Il metodo tedesco per guadagnare soldi con le auto è finito
Un modello economico che è resistito per anni e ha permesso alla Germania una dirompente crescita economica, non funziona più
di Tommaso Marcoli© Getty Images
Il modello tedesco di sviluppo economico ha funzionato per decenni più o meno allo stesso modo. Costruire manufatti di alta qualità rivendendoli in giro per il mondo a un prezzo piuttosto elevato. L'automobile era al centro di questa strategia, che ha funzionato molto bene fino a poco tempo fa, permettendo alla Germania di essere un punto di riferimento per l'intera Europa. Oggi questa "formula magica" è andata completamente in tilt e le conseguenze iniziano a essere drammatiche.
Fine dell'era d'oro
I grandi marchi automobilistici hanno costruito la loro reputazione e la loro solidità economica sulla qualità tecnica dei prodotti. Un motore termico ha oltre 2.000 parti mobili. Trasmissione, iniezione, trattamento dei gas di scarico. Chi padroneggiava queste competenze, poteva farsi pagare di più. La Germania l’ha fatto meglio - e più - di chiunque altro. Un altro elemento fondamentale della catena era l'energia a basso costo garantita dal gas russo: oggi questa linea di approvvigionamento non esiste più e il prezzo è schizzato alle stelle. Infine, la Cina: per anni il vero jackpot dei costruttori tedeschi.

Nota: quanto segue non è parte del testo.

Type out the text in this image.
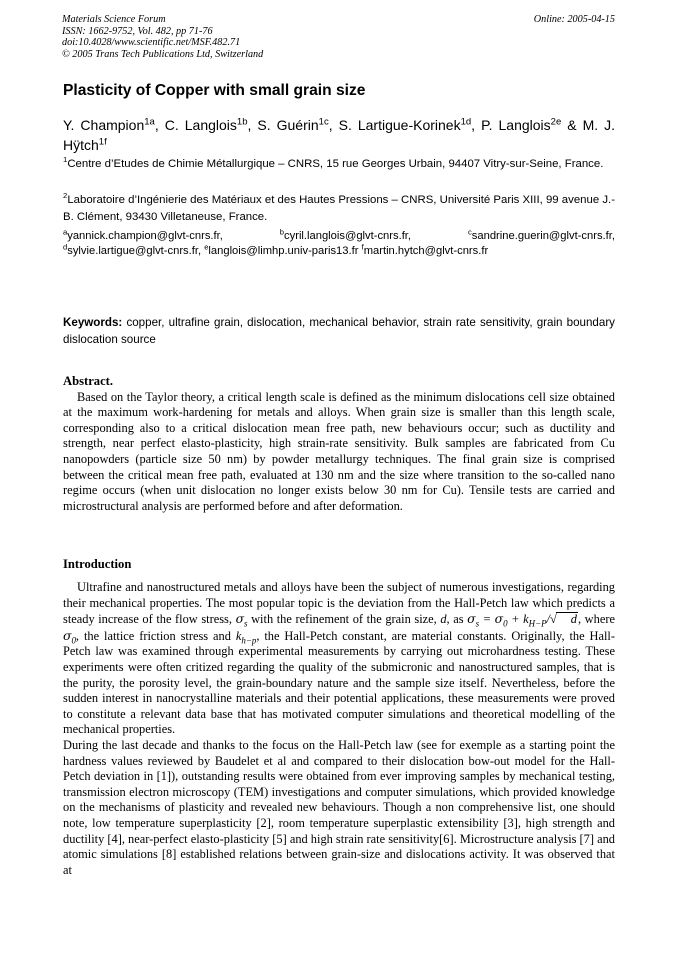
Materials Science Forum
ISSN: 1662-9752, Vol. 482, pp 71-76
doi:10.4028/www.scientific.net/MSF.482.71
© 2005 Trans Tech Publications Ltd, Switzerland
Online: 2005-04-15
Plasticity of Copper with small grain size
Y. Champion$^{1a}$, C. Langlois$^{1b}$, S. Guérin$^{1c}$, S. Lartigue-Korinek$^{1d}$, P. Langlois$^{2e}$ & M. J. Hÿtch$^{1f}$
$^1$Centre d’Etudes de Chimie Métallurgique – CNRS, 15 rue Georges Urbain, 94407 Vitry-sur-Seine, France.
$^2$Laboratoire d’Ingénierie des Matériaux et des Hautes Pressions – CNRS, Université Paris XIII, 99 avenue J.-B. Clément, 93430 Villetaneuse, France.
$^a$yannick.champion@glvt-cnrs.fr,	$^b$cyril.langlois@glvt-cnrs.fr,	$^c$sandrine.guerin@glvt-cnrs.fr,
$^d$sylvie.lartigue@glvt-cnrs.fr, $^e$langlois@limhp.univ-paris13.fr $^f$martin.hytch@glvt-cnrs.fr
Keywords: copper, ultrafine grain, dislocation, mechanical behavior, strain rate sensitivity, grain boundary dislocation source
Abstract.

Based on the Taylor theory, a critical length scale is defined as the minimum dislocations cell size obtained at the maximum work-hardening for metals and alloys. When grain size is smaller than this length scale, corresponding also to a critical dislocation mean free path, new behaviours occur; such as ductility and strength, near perfect elasto-plasticity, high strain-rate sensitivity. Bulk samples are fabricated from Cu nanopowders (particle size 50 nm) by powder metallurgy techniques. The final grain size is comprised between the critical mean free path, evaluated at 130 nm and the size where transition to the so-called nano regime occurs (when unit dislocation no longer exists below 30 nm for Cu). Tensile tests are carried and microstructural analysis are performed before and after deformation.

Introduction

Ultrafine and nanostructured metals and alloys have been the subject of numerous investigations, regarding their mechanical properties. The most popular topic is the deviation from the Hall-Petch law which predicts a steady increase of the flow stress, $\sigma_s$ with the refinement of the grain size, d, as $\sigma_s = \sigma_0 + k_{H-P}/√$ d, where $\sigma_0$, the lattice friction stress and $k_{h-p}$, the Hall-Petch constant, are material constants. Originally, the Hall-Petch law was examined through experimental measurements by carrying out microhardness testing. These experiments were often critized regarding the quality of the submicronic and nanostructured samples, that is the purity, the porosity level, the grain-boundary nature and the sample size itself. Nevertheless, before the sudden interest in nanocrystalline materials and their potential applications, these measurements were proved to constitute a relevant data base that has motivated computer simulations and theoretical modelling of the mechanical properties.

During the last decade and thanks to the focus on the Hall-Petch law (see for exemple as a starting point the hardness values reviewed by Baudelet et al and compared to their dislocation bow-out model for the Hall-Petch deviation in [1]), outstanding results were obtained from ever improving samples by mechanical testing, transmission electron microscopy (TEM) investigations and computer simulations, which provided knowledge on the mechanisms of plasticity and revealed new behaviours. Though a non comprehensive list, one should note, low temperature superplasticity [2], room temperature superplastic extensibility [3], high strength and ductility [4], near-perfect elasto-plasticity [5] and high strain rate sensitivity[6]. Microstructure analysis [7] and atomic simulations [8] established relations between grain-size and dislocations activity. It was observed that at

Tutte e tre le variabili sono crollate insieme.
La transizione
La transizione energetica è stato un altro, durissimo, contraccolpo. Un motore elettrico ha circa 20 parti mobili: la complessità tecnica che prima i tedeschi dominavano, ora è irrilevante. Il valore aggiunto si sposta su batterie e software, di cui la Cina è principale esperta ed esportatrice. Il Governo cinese ha visto nelle auto elettriche un'opportunità strategica, creando un'industria da 230 miliardi di dollari. L'Europa - al contrario - ha stimolato la domanda con incentivi per l'acquisto di auto elettriche. Risultato: Bruxelles ha sovvenzionato la Cina, perché batterie e software arrivano da lì. Il mercato è stato compromesso dall'interno.
Ripensare il modello
Il modello tedesco di costruire auto e guadagnarci non funziona più perché è troppo costoso. Stipendi elevatissimi, costi dell'energia fuori controllo e un'organizzazione troppo complessa e burocraticizzata delle industrie (Volkswagen ha più di 600 mila dipendenti, quasi il doppio di Toyota che però produce più auto). Molte aziende stanno iniziando a trovare risposte alle loro incertezze altrove, costruendo joint venture e collaborazioni in Paesi dove produrre costa meno. Appare evidente che un ritorno a quel sistema economico è irrealizzabile: le condizioni storiche sono passate. Chi ne costruirà uno nuovo? Qualcuno salverà la Germania dell'auto?